Thursday, August 16

remember these postcards

about a week ago, friend Yvonne, who lives in Berlin and has for the last two months or so been patiently sending me German messages on facebook to help me practice, thought it would be fun to test my still very wobbly language skills in a totally different medium. she suggested sending a postcard to her daughter.

so I pulled my box of correspondence accoutrements (postcards, envelopes, stationery, pens, stamps, address booklets, you know) out of the closet and dug around for a nice postcard. I had a few homemade ones. a few from England. a few from I don't remember where. and a few from Canada, with lovely mountains on them. I don't live anywhere near any mountains these days, but I have been craving them for the past few weeks.

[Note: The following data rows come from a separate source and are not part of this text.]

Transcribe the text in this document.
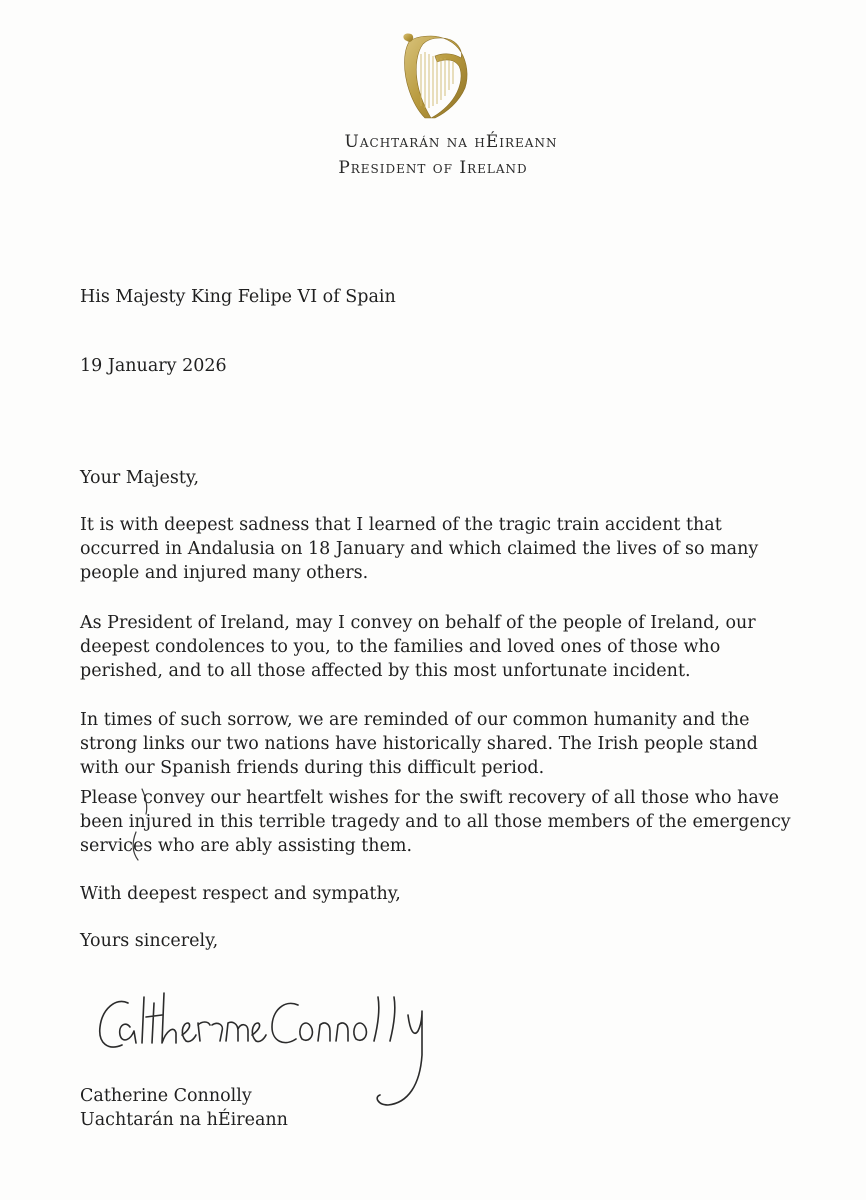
Uachtarán na hÉireann
President of Ireland
His Majesty King Felipe VI of Spain
19 January 2026
Your Majesty,
It is with deepest sadness that I learned of the tragic train accident that occurred in Andalusia on 18 January and which claimed the lives of so many people and injured many others.
As President of Ireland, may I convey on behalf of the people of Ireland, our deepest condolences to you, to the families and loved ones of those who perished, and to all those affected by this most unfortunate incident.
In times of such sorrow, we are reminded of our common humanity and the strong links our two nations have historically shared. The Irish people stand with our Spanish friends during this difficult period.
Please convey our heartfelt wishes for the swift recovery of all those who have been injured in this terrible tragedy and to all those members of the emergency services who are ably assisting them.
With deepest respect and sympathy,
Yours sincerely,
Catherine Connolly
Uachtarán na hÉireann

remember those few (too few) times you visited Waterton Lakes National Park? remember that cabin-looking chapel where you sang hymn #35? surely you remember feeling, so suddenly and deep, like the text meant you just as much as it meant any steep, looming stretch of rocky, tree-strewn landscape. you remember. you remember the clouds brushing the feet of those majestic southern-Alberta slopes, locking them up in a horizon beyond the gaze of earth-bound mortals. you remember that most because you have photographs of it.

those Canadian rockies are not the mountains I know best, but I guess they are the ones I have the most postcards featuring. I chose this one to write on for Yvonne's little girl Malin.
postcards are such a lovely invention. I am glad somebody (Theodore Hook, they say it was) thought of them. I'm glad they still exist.

this here is the message I scrawled to the young Malin, whom Yvonne tells me has been collecting postcards and is quite proud of the wall of cards she has accumulated so far. I hope mine arrives without any trouble.
and I hope mein Deutsch is intelligible. my pen is not used to adding in umlauts, nor to capitalizing nouns.